What I have not figured out is where are stored the parameters of lm_head.decoder.bias. Are these unused parameters ?

Thanks for your help !

Those are not used since they are tied weight. You should use `strict=False`

when loading the model then retie the weights with `roberta.tie_weights()`

(or jsut use `from_pretrained`

which will do all of that for you).

Thank you for your reply. These two ways you describe indeed give me same results

calling from_pretrained

or load_state_dict with strict=False followed by tie_weights()

then the parameters for lm_head.decoder are the same both in terms of weight (same as that of the embeddings.word_embeddings) and bias.

What still puzzle me is to what is tied the bias parameters (or where it is stored because it is not in the state_dict keys), this I could not get it from the source code.

If for example I set to zeros the lm_head.decoder.bias then the model output is not the same anymore.

And if I check for gradients during the backward pass, the param.grad from lm_head.decoder.bias are neither None or zero which would mean it is also trained.

going through all parameters with torch.allclose against lm_head.decoder.weight and lm_head.decoder.bias seems to have given me the answer

torch.allclose(roberta.embeddings.word_embeddings.weight, lm_head.decoder.weight) = True

torch.allclose(lm_head.bias, lm_head.decoder.bias) = True

so it seems that lm_head.decoder.bias and lm_head.bias are tied … is that right ?

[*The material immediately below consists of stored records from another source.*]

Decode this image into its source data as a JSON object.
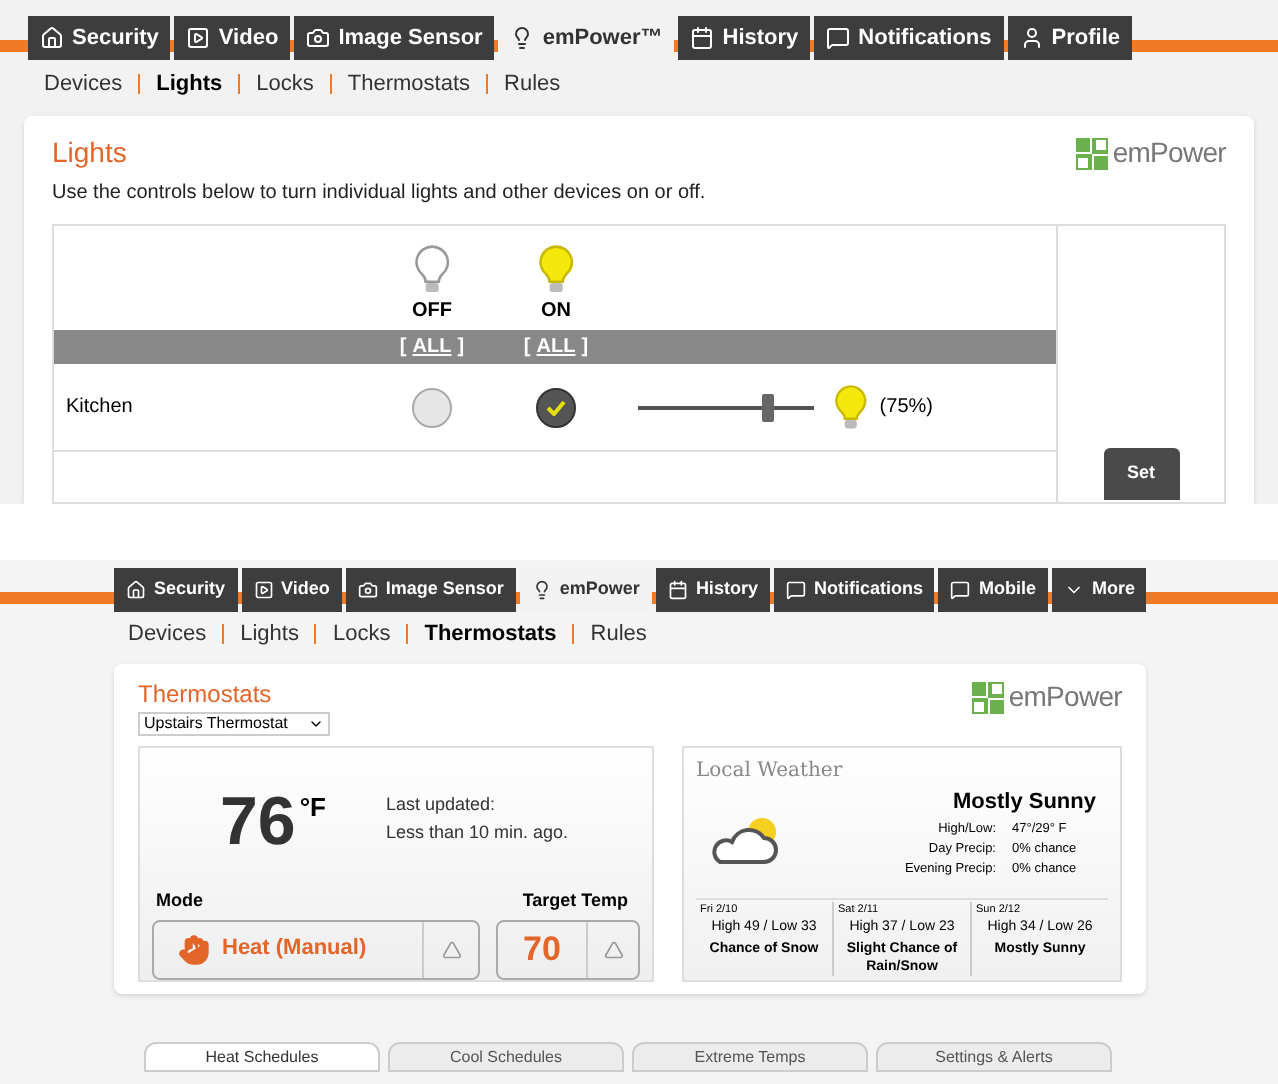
{
  "lights_screen": {
    "nav_tabs": [
      {
        "label": "Security",
        "selected": false
      },
      {
        "label": "Video",
        "selected": false
      },
      {
        "label": "Image Sensor",
        "selected": false
      },
      {
        "label": "emPower™",
        "selected": true
      },
      {
        "label": "History",
        "selected": false
      },
      {
        "label": "Notifications",
        "selected": false
      },
      {
        "label": "Profile",
        "selected": false
      }
    ],
    "sub_nav": [
      {
        "label": "Devices",
        "selected": false
      },
      {
        "label": "Lights",
        "selected": true
      },
      {
        "label": "Locks",
        "selected": false
      },
      {
        "label": "Thermostats",
        "selected": false
      },
      {
        "label": "Rules",
        "selected": false
      }
    ],
    "title": "Lights",
    "logo": "emPower",
    "description": "Use the controls below to turn individual lights and other devices on or off.",
    "columns": [
      {
        "label": "OFF",
        "kind": "off",
        "all": {
          "before": "[",
          "link": "ALL",
          "after": "]"
        }
      },
      {
        "label": "ON",
        "kind": "on",
        "all": {
          "before": "[",
          "link": "ALL",
          "after": "]"
        }
      }
    ],
    "devices": [
      {
        "name": "Kitchen",
        "on": true,
        "level": 0.75,
        "reading": "(75%)"
      }
    ],
    "set_button": "Set"
  },
  "thermostat_screen": {
    "nav_tabs": [
      {
        "label": "Security",
        "selected": false
      },
      {
        "label": "Video",
        "selected": false
      },
      {
        "label": "Image Sensor",
        "selected": false
      },
      {
        "label": "emPower",
        "selected": true
      },
      {
        "label": "History",
        "selected": false
      },
      {
        "label": "Notifications",
        "selected": false
      },
      {
        "label": "Mobile",
        "selected": false
      },
      {
        "label": "More",
        "selected": false
      }
    ],
    "sub_nav": [
      {
        "label": "Devices",
        "selected": false
      },
      {
        "label": "Lights",
        "selected": false
      },
      {
        "label": "Locks",
        "selected": false
      },
      {
        "label": "Thermostats",
        "selected": true
      },
      {
        "label": "Rules",
        "selected": false
      }
    ],
    "title": "Thermostats",
    "logo": "emPower",
    "thermostat_select": "Upstairs Thermostat",
    "temperature": "76",
    "unit": "°F",
    "last_updated": "Last updated:",
    "last_updated_value": "Less than 10 min. ago.",
    "mode_label": "Mode",
    "mode": "Heat (Manual)",
    "target_label": "Target Temp",
    "target": "70",
    "weather": {
      "title": "Local Weather",
      "condition": "Mostly Sunny",
      "details": [
        {
          "label": "High/Low:",
          "value": "47°/29° F"
        },
        {
          "label": "Day Precip:",
          "value": "0% chance"
        },
        {
          "label": "Evening Precip:",
          "value": "0% chance"
        }
      ],
      "forecast": [
        {
          "date": "Fri 2/10",
          "temps": "High 49 / Low 33",
          "summary": "Chance of Snow"
        },
        {
          "date": "Sat 2/11",
          "temps": "High 37 / Low 23",
          "summary": "Slight Chance of Rain/Snow"
        },
        {
          "date": "Sun 2/12",
          "temps": "High 34 / Low 26",
          "summary": "Mostly Sunny"
        }
      ]
    },
    "tabs": [
      {
        "label": "Heat Schedules",
        "selected": true
      },
      {
        "label": "Cool Schedules",
        "selected": false
      },
      {
        "label": "Extreme Temps",
        "selected": false
      },
      {
        "label": "Settings & Alerts",
        "selected": false
      }
    ]
  }
}
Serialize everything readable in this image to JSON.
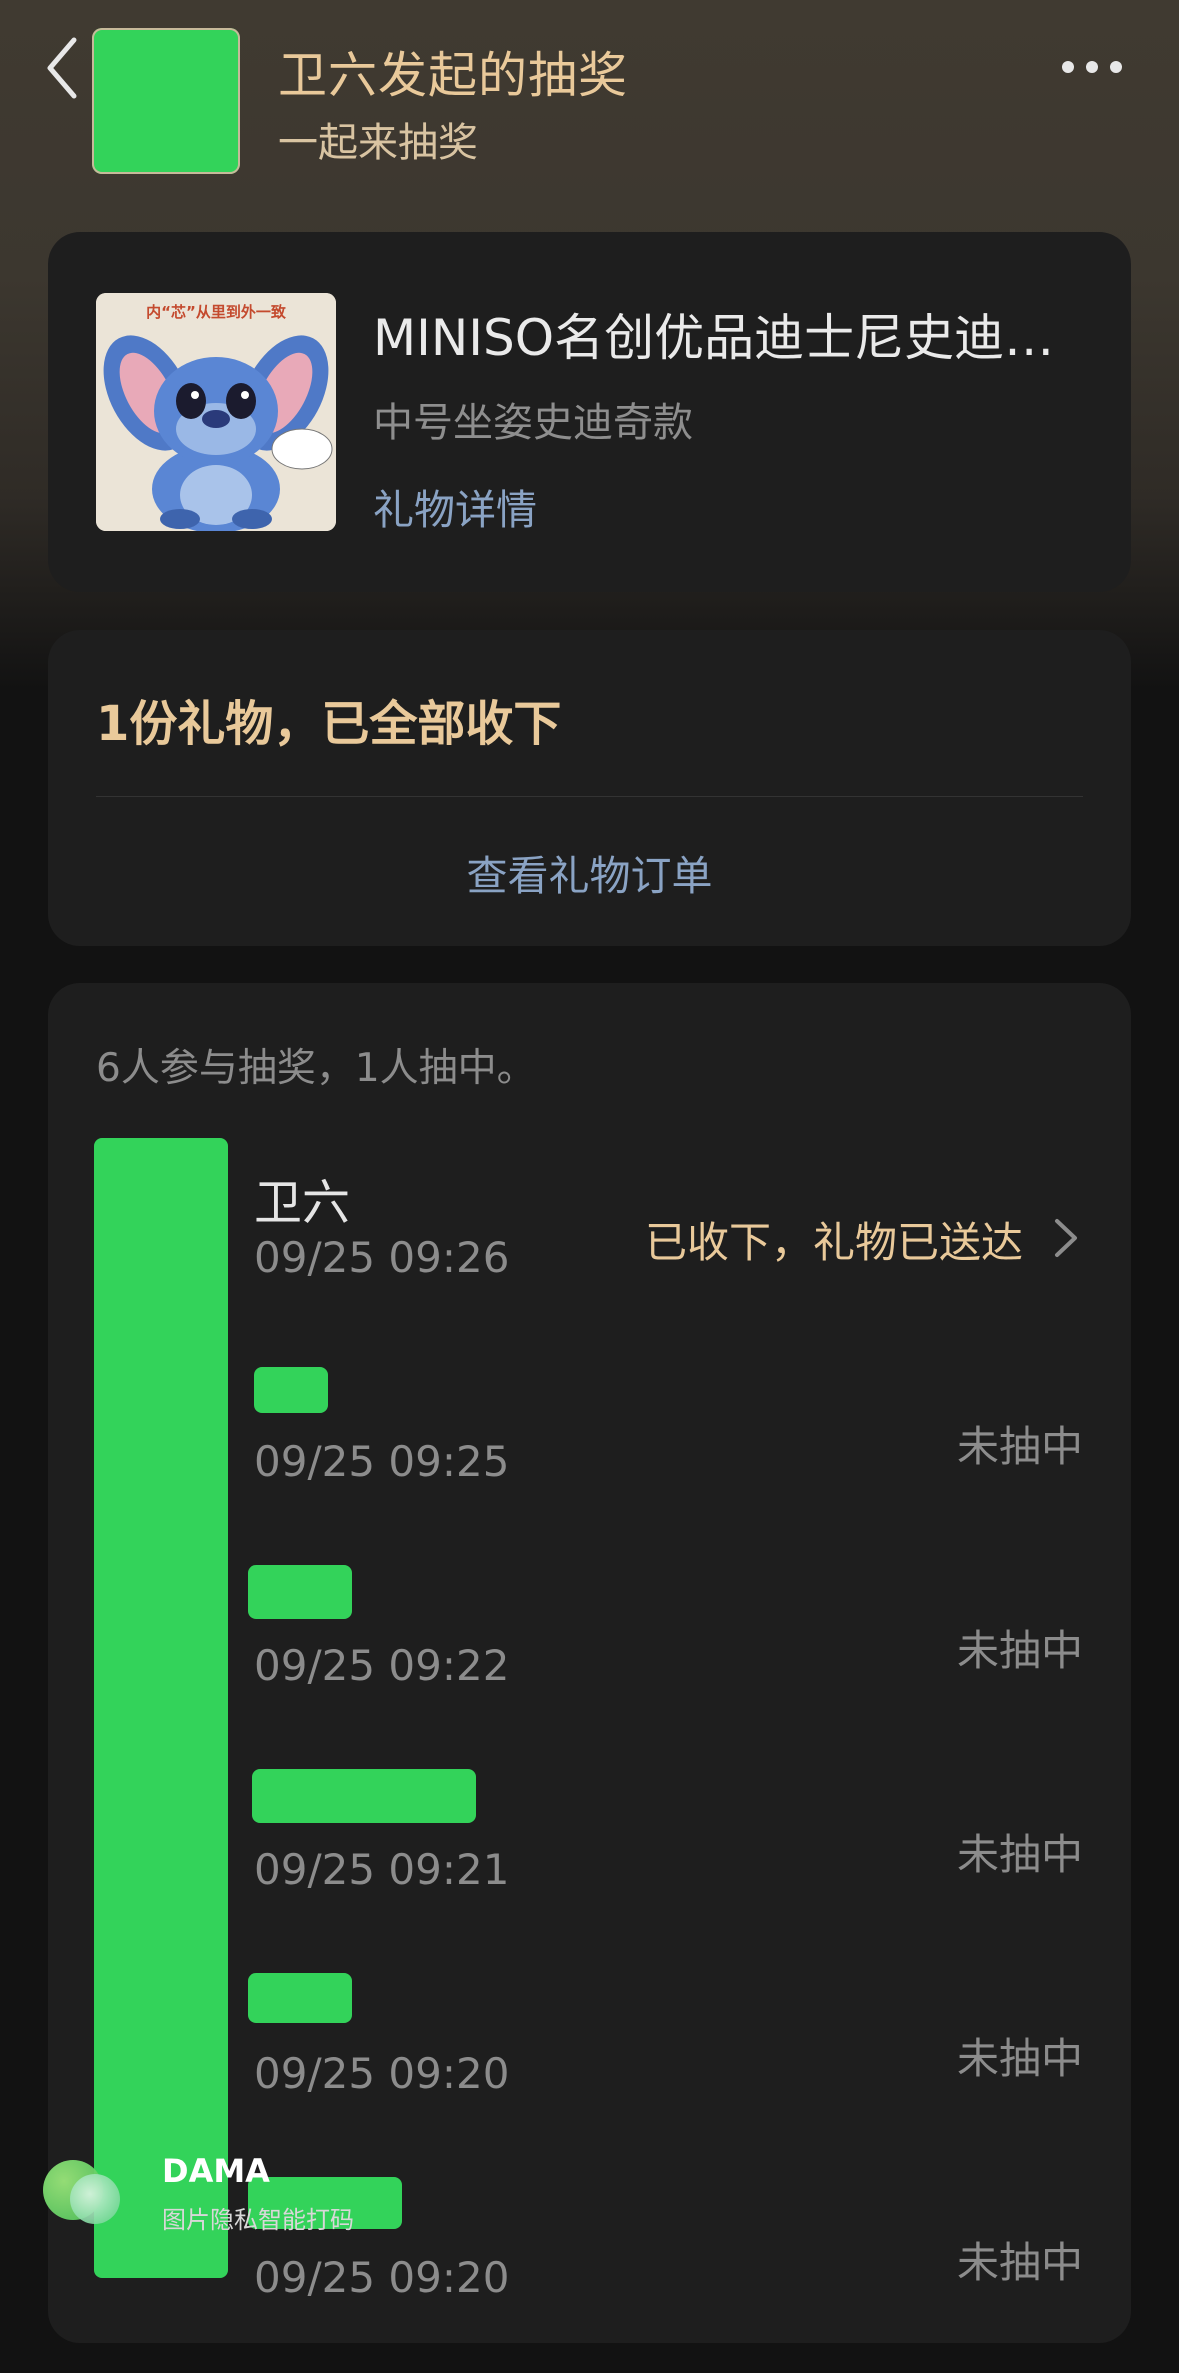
{
  "header": {
    "title": "卫六发起的抽奖",
    "subtitle": "一起来抽奖"
  },
  "gift": {
    "name": "MINISO名创优品迪士尼史迪…",
    "variant": "中号坐姿史迪奇款",
    "detail_link": "礼物详情",
    "image_caption": "内“芯”从里到外一致"
  },
  "status": {
    "summary": "1份礼物，已全部收下",
    "order_link": "查看礼物订单"
  },
  "participants": {
    "summary": "6人参与抽奖，1人抽中。",
    "list": [
      {
        "name": "卫六",
        "time": "09/25 09:26",
        "status": "已收下，礼物已送达"
      },
      {
        "name": "",
        "time": "09/25 09:25",
        "status": "未抽中"
      },
      {
        "name": "",
        "time": "09/25 09:22",
        "status": "未抽中"
      },
      {
        "name": "",
        "time": "09/25 09:21",
        "status": "未抽中"
      },
      {
        "name": "",
        "time": "09/25 09:20",
        "status": "未抽中"
      },
      {
        "name": "",
        "time": "09/25 09:20",
        "status": "未抽中"
      }
    ]
  },
  "watermark": {
    "title": "DAMA",
    "subtitle": "图片隐私智能打码"
  },
  "colors": {
    "background": "#121212",
    "card": "#1e1e1e",
    "gold": "#e9c99a",
    "link": "#8aa3c4",
    "mask_green": "#33d35a",
    "muted": "#8c8c8c"
  }
}
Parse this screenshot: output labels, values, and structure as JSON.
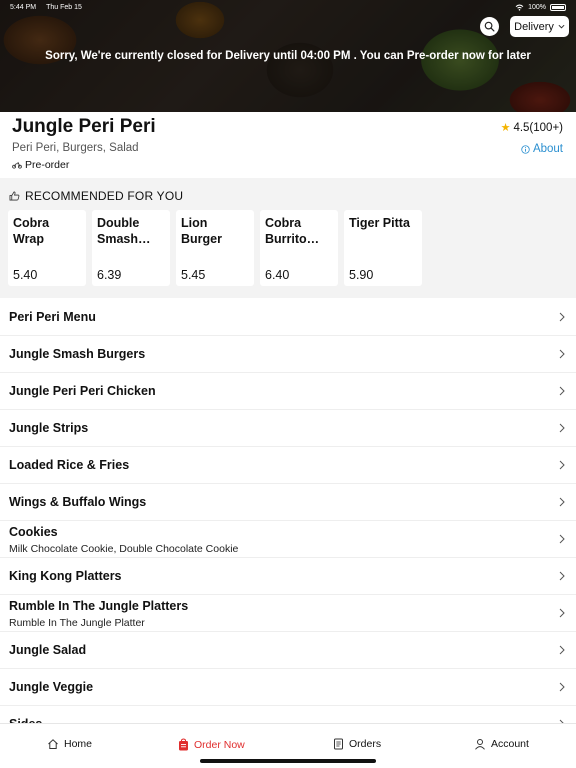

do you know why is this bias parameter replicated ?

This is a very hack way of ensuring `lm_head.bias`

gets resized when we add new tokens, since only `lm_head.decoder`

gets passed to that function, coupled with some technical debt of having created that weight in the first place instead of just relying on `lm_head.decoder`

. Not the nicest part of the library

Ahah sorry for digging this out !

But I needed to clarify that so thank you very much for helping.

1 Like